In his Washington DC speech, Cooper gave further examples of problematic Chinese-supplied equipment. "In Africa, Cameroon procured four Harbin Z-9 attack helicopters in 2015: one crashed shortly after being handed over. Kenya invested in Norinco VN4 armoured personnel carriers - vehicles that China's own sales representative declined to sit inside during a test firing. But since going ahead with the purchase regardless, sadly dozens of Kenyan personnel have been reportedly killed in those vehicles..."

"Caveat Emptor!" Cooper Repeated.

ANI has regularly encountered Chinese manufacturers such as Norinco, AVIC, Poly Technologies and the China Shipbuilding industry Corporation (CSIC) at numerous defence exhibitions around Asia. Routinely the company representatives at these exhibitions are evasive and occasionally even downright dishonest. About 5-10 years ago there were often sales representatives on duty who could barely converse in English, but in the past five years or so Chinese companies have begun to up their marketing game.

Nonetheless, Chinese companies continue to carry a stigma for offering poor service to foreign militaries, and products that are not always reliable or that do not perform as advertised. Of course, the reason that draws many customers to China in the first place - price - cannot be underestimated either. Even though clients know that a Chinese helicopter, fighter or tank may not be as reliable as an American one, they can be sure it will certainly be much cheaper.

Furthermore, China will sell anyone anything with no questions asked. This is attractive to countries like Thailand, whose relationship with the USA ebbs and flows depending on when the last military coup occurred. Indeed, Thailand is turning into a major Chinese client after buying equipment such as an S26T submarine (one bought already with two more sought), HQ-12/KS-1 surface-to-air missiles, VT4 main battle tanks and VN1 8x8 infantry fighting vehicles. Beijing's apolitical and uncritical stance is very much appreciated by customers that have less than rosy human rights records, for example.
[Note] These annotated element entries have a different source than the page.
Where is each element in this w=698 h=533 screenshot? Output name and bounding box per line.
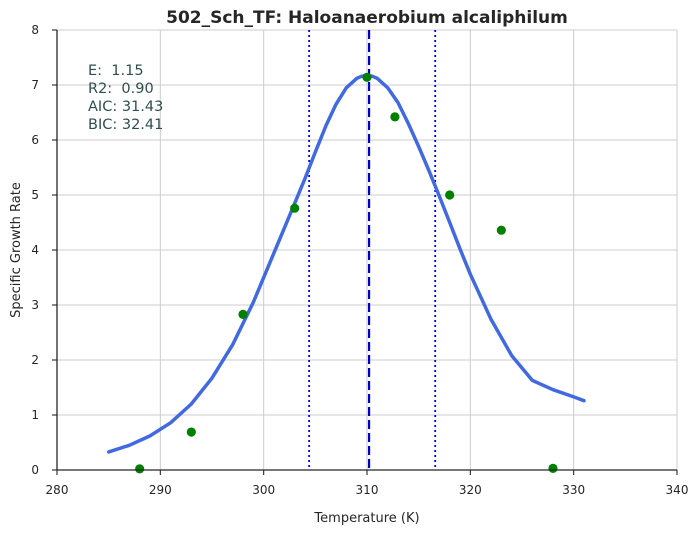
data-points: [135, 72, 558, 474]
grid: [57, 29, 678, 470]
stat-aic: AIC: 31.43: [88, 99, 163, 115]
stats-annotation: E: 1.15 R2: 0.90 AIC: 31.43 BIC: 32.41: [88, 63, 163, 133]
x-tick-label: 340: [666, 483, 689, 497]
y-tick-label: 3: [31, 298, 39, 312]
y-tick-label: 1: [31, 408, 39, 422]
y-tick-label: 5: [31, 188, 39, 202]
x-ticks: 280 290 300 310 320 330 340: [46, 470, 689, 497]
y-tick-label: 7: [31, 78, 39, 92]
data-point: [238, 309, 248, 319]
x-tick-label: 290: [149, 483, 172, 497]
data-point: [362, 72, 372, 82]
stat-bic: BIC: 32.41: [88, 117, 163, 133]
chart-title: 502_Sch_TF: Haloanaerobium alcaliphilum: [166, 8, 568, 28]
x-tick-label: 330: [562, 483, 585, 497]
data-point: [548, 463, 558, 473]
data-point: [445, 190, 455, 200]
x-tick-label: 280: [46, 483, 69, 497]
reference-lines: [308, 30, 437, 470]
x-tick-label: 300: [252, 483, 275, 497]
y-tick-label: 4: [31, 243, 39, 257]
data-point: [390, 112, 400, 122]
x-tick-label: 320: [459, 483, 482, 497]
y-tick-label: 2: [31, 353, 39, 367]
y-tick-label: 6: [31, 133, 39, 147]
y-tick-label: 0: [31, 463, 39, 477]
data-point: [290, 203, 300, 213]
x-axis-label: Temperature (K): [313, 511, 419, 526]
x-tick-label: 310: [356, 483, 379, 497]
data-point: [186, 427, 196, 437]
stat-e: E: 1.15: [88, 63, 144, 79]
y-ticks: 0 1 2 3 4 5 6 7 8: [31, 23, 57, 477]
y-axis-label: Specific Growth Rate: [9, 182, 24, 318]
fitted-curve: [106, 73, 586, 454]
y-tick-label: 8: [31, 23, 39, 37]
data-point: [496, 225, 506, 235]
data-point: [135, 464, 145, 474]
stat-r2: R2: 0.90: [88, 81, 154, 97]
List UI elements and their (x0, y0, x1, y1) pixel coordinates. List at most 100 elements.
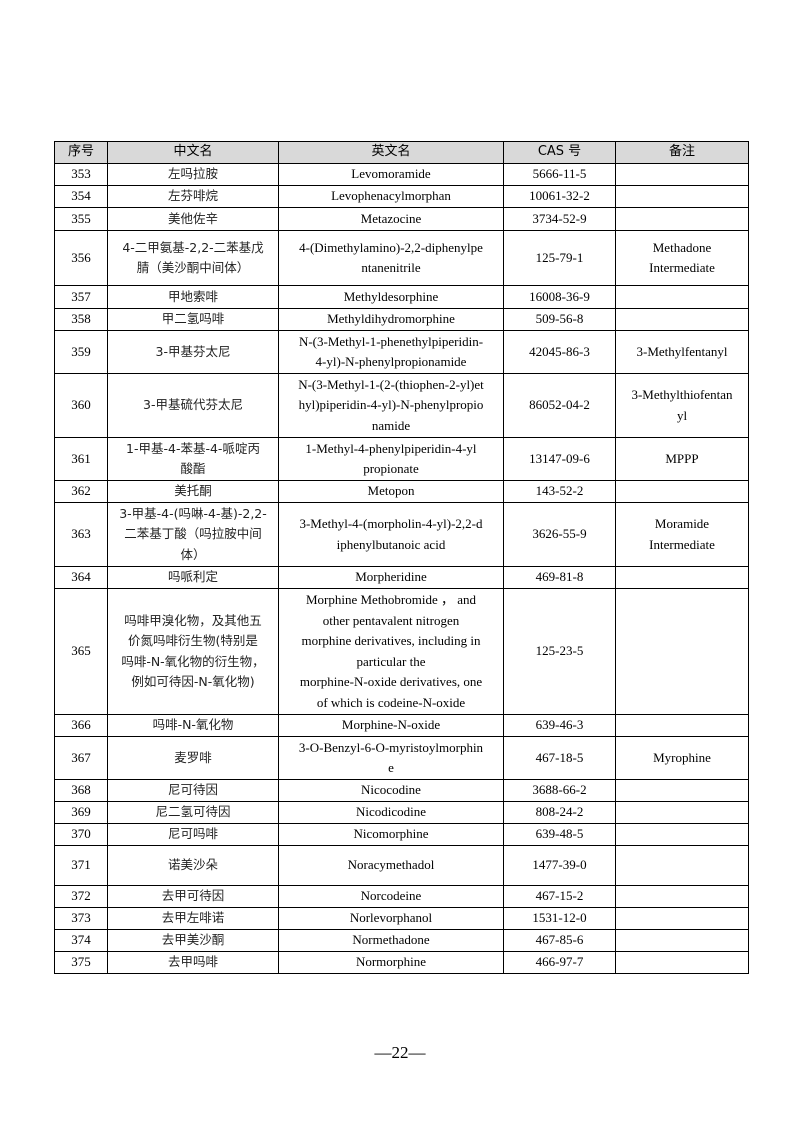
cas-number: 13147-09-6 (503, 437, 616, 481)
row-number: 357 (54, 285, 108, 309)
chinese-name: 3-甲基-4-(吗啉-4-基)-2,2- 二苯基丁酸（吗拉胺中间 体） (107, 502, 279, 567)
cas-number: 467-18-5 (503, 736, 616, 780)
english-name: Nicomorphine (278, 823, 504, 846)
chinese-name: 尼可待因 (107, 779, 279, 802)
row-number: 364 (54, 566, 108, 589)
english-name: N-(3-Methyl-1-(2-(thiophen-2-yl)et hyl)p… (278, 373, 504, 438)
row-number: 359 (54, 330, 108, 374)
table-row: 354 左芬啡烷 Levophenacylmorphan 10061-32-2 (54, 185, 749, 208)
chinese-name: 尼可吗啡 (107, 823, 279, 846)
cas-number: 808-24-2 (503, 801, 616, 824)
note (615, 929, 749, 952)
cas-number: 1477-39-0 (503, 845, 616, 886)
english-name: Methyldesorphine (278, 285, 504, 309)
row-number: 362 (54, 480, 108, 503)
english-name: Morphine Methobromide ， and other pentav… (278, 588, 504, 715)
cas-number: 639-48-5 (503, 823, 616, 846)
row-number: 375 (54, 951, 108, 974)
note (615, 480, 749, 503)
cas-number: 86052-04-2 (503, 373, 616, 438)
header-note: 备注 (615, 141, 749, 164)
english-name: 3-Methyl-4-(morpholin-4-yl)-2,2-d ipheny… (278, 502, 504, 567)
chinese-name: 去甲吗啡 (107, 951, 279, 974)
cas-number: 466-97-7 (503, 951, 616, 974)
row-number: 373 (54, 907, 108, 930)
cas-number: 42045-86-3 (503, 330, 616, 374)
cas-number: 3626-55-9 (503, 502, 616, 567)
chinese-name: 左吗拉胺 (107, 163, 279, 186)
substance-table: 序号 中文名 英文名 CAS 号 备注 353 左吗拉胺 Levomoramide 5… (54, 141, 749, 974)
cas-number: 509-56-8 (503, 308, 616, 331)
table-row: 364 吗哌利定 Morpheridine 469-81-8 (54, 566, 749, 589)
note (615, 285, 749, 309)
row-number: 371 (54, 845, 108, 886)
english-name: Morphine-N-oxide (278, 714, 504, 737)
row-number: 358 (54, 308, 108, 331)
chinese-name: 左芬啡烷 (107, 185, 279, 208)
english-name: Norlevorphanol (278, 907, 504, 930)
table-row: 370 尼可吗啡 Nicomorphine 639-48-5 (54, 823, 749, 846)
note (615, 885, 749, 908)
table-row: 365 吗啡甲溴化物，及其他五 价氮吗啡衍生物(特别是 吗啡-N-氧化物的衍生物，… (54, 588, 749, 715)
note: Moramide Intermediate (615, 502, 749, 567)
cas-number: 16008-36-9 (503, 285, 616, 309)
note: Myrophine (615, 736, 749, 780)
chinese-name: 甲二氢吗啡 (107, 308, 279, 331)
cas-number: 125-79-1 (503, 230, 616, 286)
note (615, 951, 749, 974)
row-number: 354 (54, 185, 108, 208)
note (615, 566, 749, 589)
english-name: Norcodeine (278, 885, 504, 908)
cas-number: 467-85-6 (503, 929, 616, 952)
chinese-name: 美他佐辛 (107, 207, 279, 231)
note: Methadone Intermediate (615, 230, 749, 286)
row-number: 366 (54, 714, 108, 737)
header-number: 序号 (54, 141, 108, 164)
table-row: 356 4-二甲氨基-2,2-二苯基戊 腈（美沙酮中间体） 4-(Dimethyla… (54, 230, 749, 286)
english-name: 3-O-Benzyl-6-O-myristoylmorphin e (278, 736, 504, 780)
row-number: 372 (54, 885, 108, 908)
note (615, 588, 749, 715)
cas-number: 639-46-3 (503, 714, 616, 737)
english-name: 1-Methyl-4-phenylpiperidin-4-yl propiona… (278, 437, 504, 481)
chinese-name: 美托酮 (107, 480, 279, 503)
header-english-name: 英文名 (278, 141, 504, 164)
english-name: Noracymethadol (278, 845, 504, 886)
table-row: 359 3-甲基芬太尼 N-(3-Methyl-1-phenethylpiperid… (54, 330, 749, 374)
chinese-name: 吗哌利定 (107, 566, 279, 589)
note (615, 163, 749, 186)
row-number: 365 (54, 588, 108, 715)
chinese-name: 去甲美沙酮 (107, 929, 279, 952)
header-cas: CAS 号 (503, 141, 616, 164)
row-number: 374 (54, 929, 108, 952)
note: 3-Methylthiofentan yl (615, 373, 749, 438)
english-name: Metazocine (278, 207, 504, 231)
note: MPPP (615, 437, 749, 481)
table-row: 360 3-甲基硫代芬太尼 N-(3-Methyl-1-(2-(thiophen-2… (54, 373, 749, 438)
table-row: 369 尼二氢可待因 Nicodicodine 808-24-2 (54, 801, 749, 824)
english-name: Morpheridine (278, 566, 504, 589)
note (615, 907, 749, 930)
english-name: Metopon (278, 480, 504, 503)
english-name: Levomoramide (278, 163, 504, 186)
note (615, 801, 749, 824)
chinese-name: 4-二甲氨基-2,2-二苯基戊 腈（美沙酮中间体） (107, 230, 279, 286)
note (615, 845, 749, 886)
note (615, 308, 749, 331)
row-number: 353 (54, 163, 108, 186)
row-number: 369 (54, 801, 108, 824)
table-row: 362 美托酮 Metopon 143-52-2 (54, 480, 749, 503)
chinese-name: 诺美沙朵 (107, 845, 279, 886)
chinese-name: 3-甲基硫代芬太尼 (107, 373, 279, 438)
cas-number: 125-23-5 (503, 588, 616, 715)
page-number: —22— (374, 1043, 426, 1062)
table-row: 374 去甲美沙酮 Normethadone 467-85-6 (54, 929, 749, 952)
row-number: 370 (54, 823, 108, 846)
english-name: Normorphine (278, 951, 504, 974)
row-number: 360 (54, 373, 108, 438)
row-number: 355 (54, 207, 108, 231)
cas-number: 1531-12-0 (503, 907, 616, 930)
chinese-name: 尼二氢可待因 (107, 801, 279, 824)
chinese-name: 1-甲基-4-苯基-4-哌啶丙 酸酯 (107, 437, 279, 481)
Cooper also mentioned the quality of training that China offers to developing nations, tearing shreds off Beijing there too. "Foreign trainees may be wooed by the offer of unit-scale training in China, but on arrival they are disappointed to find themselves not spread among the elite Chinese training academies, but are lumped together with forces from around the world of significantly varying quality in China's International Military Education Exchange Center - a facility whose lackadaisical approach to military education is well below standard China provides to its own officers."
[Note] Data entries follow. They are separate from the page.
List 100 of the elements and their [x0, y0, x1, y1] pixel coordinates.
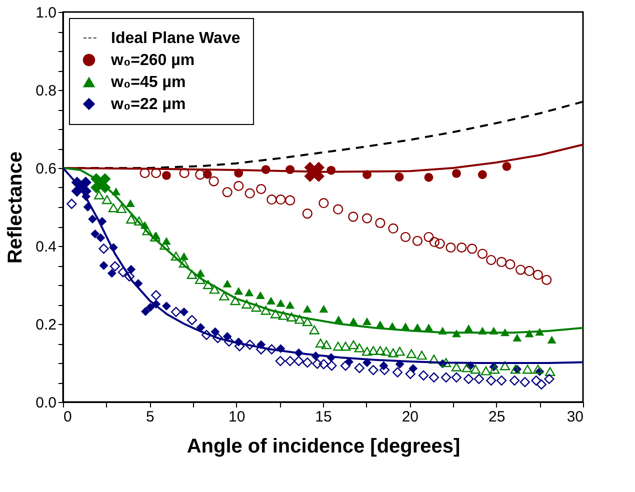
point — [146, 302, 155, 312]
point — [66, 198, 77, 209]
point — [234, 180, 244, 192]
point — [90, 229, 100, 238]
x-tick-label: 10 — [228, 408, 246, 426]
legend-label: w₀=260 µm — [110, 52, 195, 69]
point — [392, 367, 403, 378]
point — [486, 375, 496, 386]
point — [388, 348, 398, 358]
point — [160, 240, 170, 250]
point — [394, 172, 404, 182]
point — [348, 340, 359, 350]
point — [428, 372, 440, 382]
point — [302, 304, 312, 313]
point — [532, 364, 544, 374]
legend-label: w₀=22 µm — [110, 96, 186, 113]
point — [99, 261, 108, 270]
point — [512, 334, 522, 342]
point — [180, 252, 188, 260]
point — [354, 363, 364, 374]
point — [429, 237, 440, 248]
y-tick-label: 1.0 — [36, 4, 56, 22]
point — [151, 290, 162, 300]
point — [470, 364, 481, 374]
y-tick-label: 0.0 — [36, 394, 56, 412]
point — [333, 204, 344, 214]
point — [440, 372, 452, 382]
point — [316, 338, 326, 348]
point — [452, 168, 461, 178]
point — [362, 317, 372, 326]
point — [196, 323, 206, 332]
point — [178, 258, 190, 268]
point — [348, 212, 358, 222]
point — [400, 232, 411, 242]
y-tick-label: 0.6 — [36, 160, 56, 178]
point — [234, 286, 244, 295]
point — [116, 204, 126, 214]
point — [412, 236, 423, 246]
point — [440, 358, 452, 368]
point — [242, 300, 252, 309]
point — [294, 314, 305, 324]
point — [222, 187, 232, 198]
point — [110, 261, 120, 272]
point — [251, 302, 262, 312]
x-axis-title: Angle of incidence [degrees] — [186, 436, 460, 458]
legend-label: w₀=45 µm — [110, 74, 186, 91]
point — [222, 280, 232, 288]
point — [186, 270, 198, 279]
point — [126, 214, 136, 224]
point — [286, 301, 295, 309]
point — [124, 271, 134, 282]
point — [309, 325, 320, 334]
point — [406, 349, 416, 358]
point — [266, 344, 277, 354]
point — [474, 374, 484, 384]
point — [98, 244, 109, 254]
point — [140, 168, 150, 178]
x-tick-label: 20 — [402, 408, 419, 426]
point — [278, 310, 289, 320]
point — [394, 346, 405, 356]
point — [270, 309, 281, 318]
point — [522, 364, 533, 374]
x-tick-label: 25 — [488, 408, 506, 426]
point — [362, 213, 372, 224]
point — [333, 342, 344, 351]
point — [388, 223, 398, 234]
x-tick-label: 15 — [315, 408, 332, 426]
point — [502, 162, 512, 171]
point — [186, 315, 198, 326]
point — [424, 232, 434, 242]
point — [195, 275, 206, 284]
point — [150, 232, 160, 242]
point — [170, 306, 182, 317]
point — [244, 340, 255, 350]
point — [340, 342, 351, 351]
point — [547, 336, 556, 344]
point — [532, 270, 544, 280]
point — [88, 214, 97, 224]
point — [424, 172, 434, 182]
point — [446, 242, 456, 253]
point — [536, 379, 546, 390]
point — [375, 346, 386, 355]
point — [418, 370, 429, 381]
point — [416, 350, 427, 360]
point — [368, 346, 378, 355]
y-tick-label: 0.2 — [36, 316, 56, 334]
point — [451, 362, 462, 372]
point — [340, 360, 351, 371]
point — [464, 374, 474, 384]
point — [212, 332, 223, 344]
point — [151, 168, 162, 178]
point — [354, 343, 364, 352]
point — [318, 198, 329, 208]
point — [480, 366, 492, 376]
point — [466, 244, 478, 254]
point — [302, 317, 312, 326]
y-axis-title: Reflectance — [4, 151, 27, 264]
point — [284, 195, 296, 206]
point — [524, 266, 534, 276]
point — [428, 354, 440, 364]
In contrast, the American Assistant Secretary of State for Political-Military Affairs argued that quality, transparency and accountability were the hallmarks of American support to his country's military partners and clients.

He noted that US defence industry "produces the best defensive equipment on the planet," and that arms sales are not shrouded in secrecy such as occurs in China, which opens the door to bribes and kickbacks. "Unlike the determinations made in Beijing or Moscow, our major foreign military and direct commercial sales are managed via a process whose policies are clear and transparent, and whose approvals are public."
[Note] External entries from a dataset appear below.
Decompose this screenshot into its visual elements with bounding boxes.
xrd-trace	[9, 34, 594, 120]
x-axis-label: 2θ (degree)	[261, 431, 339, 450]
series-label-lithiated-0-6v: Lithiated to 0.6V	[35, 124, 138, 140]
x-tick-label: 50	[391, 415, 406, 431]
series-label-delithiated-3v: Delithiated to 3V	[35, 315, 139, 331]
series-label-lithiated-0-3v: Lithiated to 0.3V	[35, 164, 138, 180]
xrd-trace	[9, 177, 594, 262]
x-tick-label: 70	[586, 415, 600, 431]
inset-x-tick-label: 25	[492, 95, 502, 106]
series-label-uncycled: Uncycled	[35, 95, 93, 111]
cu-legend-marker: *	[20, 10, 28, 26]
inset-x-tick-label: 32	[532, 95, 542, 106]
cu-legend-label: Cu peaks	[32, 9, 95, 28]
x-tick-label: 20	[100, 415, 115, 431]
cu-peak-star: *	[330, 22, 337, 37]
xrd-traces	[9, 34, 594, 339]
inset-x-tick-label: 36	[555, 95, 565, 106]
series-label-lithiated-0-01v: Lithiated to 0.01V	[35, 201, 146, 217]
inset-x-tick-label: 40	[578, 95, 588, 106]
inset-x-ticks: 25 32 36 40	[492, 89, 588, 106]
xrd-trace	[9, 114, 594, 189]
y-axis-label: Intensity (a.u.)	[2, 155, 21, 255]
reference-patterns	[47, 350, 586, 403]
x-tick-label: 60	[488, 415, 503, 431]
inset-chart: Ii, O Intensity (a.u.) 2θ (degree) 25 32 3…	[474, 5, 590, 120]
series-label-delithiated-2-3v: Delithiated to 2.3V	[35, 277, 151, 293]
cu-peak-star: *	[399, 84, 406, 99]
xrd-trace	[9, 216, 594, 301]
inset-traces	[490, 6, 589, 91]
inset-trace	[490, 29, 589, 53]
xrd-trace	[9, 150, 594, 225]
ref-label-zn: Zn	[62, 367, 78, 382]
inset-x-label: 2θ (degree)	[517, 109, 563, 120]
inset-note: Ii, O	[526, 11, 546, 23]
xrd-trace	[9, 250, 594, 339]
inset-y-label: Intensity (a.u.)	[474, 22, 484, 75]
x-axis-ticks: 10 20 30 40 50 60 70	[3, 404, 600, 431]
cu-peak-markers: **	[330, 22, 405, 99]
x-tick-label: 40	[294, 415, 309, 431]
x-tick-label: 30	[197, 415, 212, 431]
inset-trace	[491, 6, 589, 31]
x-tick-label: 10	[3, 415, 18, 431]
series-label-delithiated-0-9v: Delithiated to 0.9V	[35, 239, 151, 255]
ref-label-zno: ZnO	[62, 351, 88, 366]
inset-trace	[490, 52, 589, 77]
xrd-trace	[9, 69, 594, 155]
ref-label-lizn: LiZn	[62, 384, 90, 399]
US equipment does not come cheap, however, and political risk is attached. Pakistan found this out again to its cost when President Donald Trump banned the sale of Bell AH-1Z attack helicopters to Pakistan last year.

Cooper added, "It is true, if we scratch the surface of the offers laid out by our adversaries we find failed systems, flawed training, false bargains. And it is important countries around the world understand the risks of choosing to procure systems from China or from Russia. But while it is important that we lift the veil on our strategic competitors, it is more important that we make the case for why partnering with America is not just the better choice, but indeed the best choice."

Thus, there is an admission that self-interest is present. The above claims should be tempered by the fact that the USA would like to sell its defence products ahead of China and Russia in a competitive commercial world. After all, it does not want China to muscle in on the 36% share of global arms sales that it enjoyed from 2014-18.